7 years, 10 months ago
The Center for a New American Security, which is advising the Obama administration, has released Triage: The Next Twelve Months in Afghanistan and Pakistan. Permit us a few observations? On page 4 we read that they advocate that we:
Adopt a truly population-centric counterinsurgency strategy that emphasizes protecting the population rather than controlling physical terrain or killing the Taliban and al Qaeda.
Notice how killing Taliban and al Qaeda has been set in juxtaposition over against protecting the population, as if the two are mutually exclusive. We have dealt with this before in Center of Gravity Versus Lines of Effort in COIN, where we argued that the Clausewitzian concept of a single center of gravity should be jettisoned in favor of multiple lines of operation and lines of effort. As far as protecting the population and killing the enemy, it isn’t EITHER-OR, it’s BOTH-AND. But we have to get off of the huge FOBs in order to do it. Dealing with this in a little more visceral way, let’s allow Greyhawk to respond as he did in a comment at Abu Muqawama.
I may be wrong – but there seems to be some fundamental misunderstanding of COIN in general and “protecting the population” at play here.

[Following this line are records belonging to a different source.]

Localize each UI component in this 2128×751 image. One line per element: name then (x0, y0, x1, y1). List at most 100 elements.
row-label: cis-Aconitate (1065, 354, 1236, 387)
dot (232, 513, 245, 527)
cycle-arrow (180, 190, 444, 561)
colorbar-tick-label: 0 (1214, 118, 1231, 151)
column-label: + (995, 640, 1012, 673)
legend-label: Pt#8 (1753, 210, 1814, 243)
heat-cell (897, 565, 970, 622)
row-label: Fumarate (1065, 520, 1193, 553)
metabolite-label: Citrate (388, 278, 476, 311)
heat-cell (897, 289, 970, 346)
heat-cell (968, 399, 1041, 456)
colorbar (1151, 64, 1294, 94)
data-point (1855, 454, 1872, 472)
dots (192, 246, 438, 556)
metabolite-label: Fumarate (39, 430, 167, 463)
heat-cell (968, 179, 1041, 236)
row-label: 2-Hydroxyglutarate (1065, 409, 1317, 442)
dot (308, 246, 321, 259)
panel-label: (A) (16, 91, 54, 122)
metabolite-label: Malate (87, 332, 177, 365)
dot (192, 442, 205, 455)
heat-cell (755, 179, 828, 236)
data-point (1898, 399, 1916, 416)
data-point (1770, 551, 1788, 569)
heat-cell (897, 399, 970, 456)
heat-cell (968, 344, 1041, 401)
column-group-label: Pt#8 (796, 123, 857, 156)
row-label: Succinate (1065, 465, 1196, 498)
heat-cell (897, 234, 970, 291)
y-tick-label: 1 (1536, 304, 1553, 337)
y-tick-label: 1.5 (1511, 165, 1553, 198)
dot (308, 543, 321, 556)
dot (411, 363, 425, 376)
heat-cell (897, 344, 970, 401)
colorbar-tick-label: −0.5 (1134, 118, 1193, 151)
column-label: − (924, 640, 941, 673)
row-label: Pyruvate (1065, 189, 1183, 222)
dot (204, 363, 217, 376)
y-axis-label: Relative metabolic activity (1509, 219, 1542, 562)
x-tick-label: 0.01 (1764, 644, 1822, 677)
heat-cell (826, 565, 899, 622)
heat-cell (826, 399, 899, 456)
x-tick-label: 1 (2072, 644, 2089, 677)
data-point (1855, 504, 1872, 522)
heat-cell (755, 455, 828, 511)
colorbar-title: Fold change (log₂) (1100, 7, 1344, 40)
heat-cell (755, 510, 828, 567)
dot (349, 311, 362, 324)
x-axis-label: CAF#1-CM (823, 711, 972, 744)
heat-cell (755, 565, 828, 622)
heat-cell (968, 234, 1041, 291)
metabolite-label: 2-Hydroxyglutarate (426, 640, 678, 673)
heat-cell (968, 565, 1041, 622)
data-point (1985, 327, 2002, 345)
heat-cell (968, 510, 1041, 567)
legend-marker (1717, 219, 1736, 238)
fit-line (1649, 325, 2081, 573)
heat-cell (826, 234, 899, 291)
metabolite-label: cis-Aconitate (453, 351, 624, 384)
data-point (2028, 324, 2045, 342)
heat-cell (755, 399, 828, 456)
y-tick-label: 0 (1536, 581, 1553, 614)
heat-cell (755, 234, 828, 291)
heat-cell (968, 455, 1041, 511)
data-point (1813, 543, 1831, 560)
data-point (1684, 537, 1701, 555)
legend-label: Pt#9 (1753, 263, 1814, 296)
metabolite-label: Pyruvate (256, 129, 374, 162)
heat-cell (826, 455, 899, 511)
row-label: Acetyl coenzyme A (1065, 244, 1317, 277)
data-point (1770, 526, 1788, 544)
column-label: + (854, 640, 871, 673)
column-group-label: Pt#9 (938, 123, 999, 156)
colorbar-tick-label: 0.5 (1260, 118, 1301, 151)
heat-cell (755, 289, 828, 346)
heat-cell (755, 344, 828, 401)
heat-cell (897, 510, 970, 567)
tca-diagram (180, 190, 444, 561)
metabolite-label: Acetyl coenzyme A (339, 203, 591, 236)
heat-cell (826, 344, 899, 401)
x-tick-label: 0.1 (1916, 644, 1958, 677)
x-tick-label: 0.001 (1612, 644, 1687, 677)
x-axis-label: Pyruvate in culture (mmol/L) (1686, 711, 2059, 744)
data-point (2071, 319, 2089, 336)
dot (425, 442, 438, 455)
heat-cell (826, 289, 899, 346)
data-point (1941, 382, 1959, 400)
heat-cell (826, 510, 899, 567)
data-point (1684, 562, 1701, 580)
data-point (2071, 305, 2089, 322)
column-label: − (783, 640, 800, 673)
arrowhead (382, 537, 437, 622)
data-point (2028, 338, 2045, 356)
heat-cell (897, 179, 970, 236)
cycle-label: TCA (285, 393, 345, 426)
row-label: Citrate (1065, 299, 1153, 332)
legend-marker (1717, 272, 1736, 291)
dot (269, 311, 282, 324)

The idea that those are somehow efforts that don’t involve killing bad guys and blowing things up is wrong. I know this is obvious to 90% of the people who comment here, but there’s also a growing number of people seeking understanding of this newfangled “COIN” business who may be under the impression that it’s some sort of bloodless warfare – and some may scan these comments for illumination. If you aren’t among that number skip this rest of this.
In Iraq for the early days of the surge we did not pull away from contact for fear of hurting someone – in fact we did the opposite. We plopped ourselves down in various neighborhoods (very much to protect the populations therein) knowing full well a bit of the old ultra violence would ensue. Check the death tolls* – civilian or military – for late winter to early summer ’07 to see the result.

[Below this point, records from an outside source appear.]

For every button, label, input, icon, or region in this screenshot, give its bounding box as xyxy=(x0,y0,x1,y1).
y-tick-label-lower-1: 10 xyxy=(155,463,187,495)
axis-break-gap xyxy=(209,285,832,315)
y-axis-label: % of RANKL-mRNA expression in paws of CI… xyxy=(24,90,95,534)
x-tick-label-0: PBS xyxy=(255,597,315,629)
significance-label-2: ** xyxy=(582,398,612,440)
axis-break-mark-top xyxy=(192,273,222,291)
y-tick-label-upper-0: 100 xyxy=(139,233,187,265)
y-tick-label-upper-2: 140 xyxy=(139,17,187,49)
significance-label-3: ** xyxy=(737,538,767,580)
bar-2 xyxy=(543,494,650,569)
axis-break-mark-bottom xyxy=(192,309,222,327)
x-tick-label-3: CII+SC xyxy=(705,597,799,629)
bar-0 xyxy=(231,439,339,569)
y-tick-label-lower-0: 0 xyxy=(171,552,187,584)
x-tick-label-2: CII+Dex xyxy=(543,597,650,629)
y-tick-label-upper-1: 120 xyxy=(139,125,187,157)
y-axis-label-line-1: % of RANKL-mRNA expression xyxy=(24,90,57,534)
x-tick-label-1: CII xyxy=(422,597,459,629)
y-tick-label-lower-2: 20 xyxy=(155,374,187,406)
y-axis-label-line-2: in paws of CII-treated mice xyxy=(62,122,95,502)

We killed bad guys (“irreconcilables”) in droves. If they didn’t come to us, we air assaulted (sorry – delivered troops via helicopter) to them. And if CAS (sorry – close air support, aka death from above via fixed or rotary wing aircraft…) was needed for TIC (sorry – troops in contact, meaning exchanging gunfire with the enemy), CAS was delivered. (Do not, however, take this to mean wanton, indiscriminate slaughter.)
COIN is not a fluffy bunny warfare world where no one gets hurt and we all ride unicorns over rainbows. It is very much killing the enemy. Protecting the population requires it.
To be completely fair, they do tip the hat to “lines of operation” on page 15, but this still doesn’t undo the basic presupposition where one aspect of counterinsurgency is set over against another. But it gets a little better. On page 19 and following, CNAS may even be taking a page from us when they take direct aim at the HVT concept. If they are advocating a stand-down from the high value target campaign, they we heartily agree. We have gone further in advocating the re-attachment of SOF to infantry, and getting infantry all places, everywhere, all of the time.
But of course, this requires troops. What is strangely missing in this report is advocacy for large troop additions. It isn’t mere coincidence that John Nagl, who once advocated 600,000 troops for Afghanistan, now heads up CNAS which is advising the Obama administration. It has become apparent that this administration will not contribute more than around 68,000 troops to Afghanistan.
The report may not be the triage it was meant to be. Instead, it may be well intentioned [politically affected?] analysis that sends too few men on an impossible mission.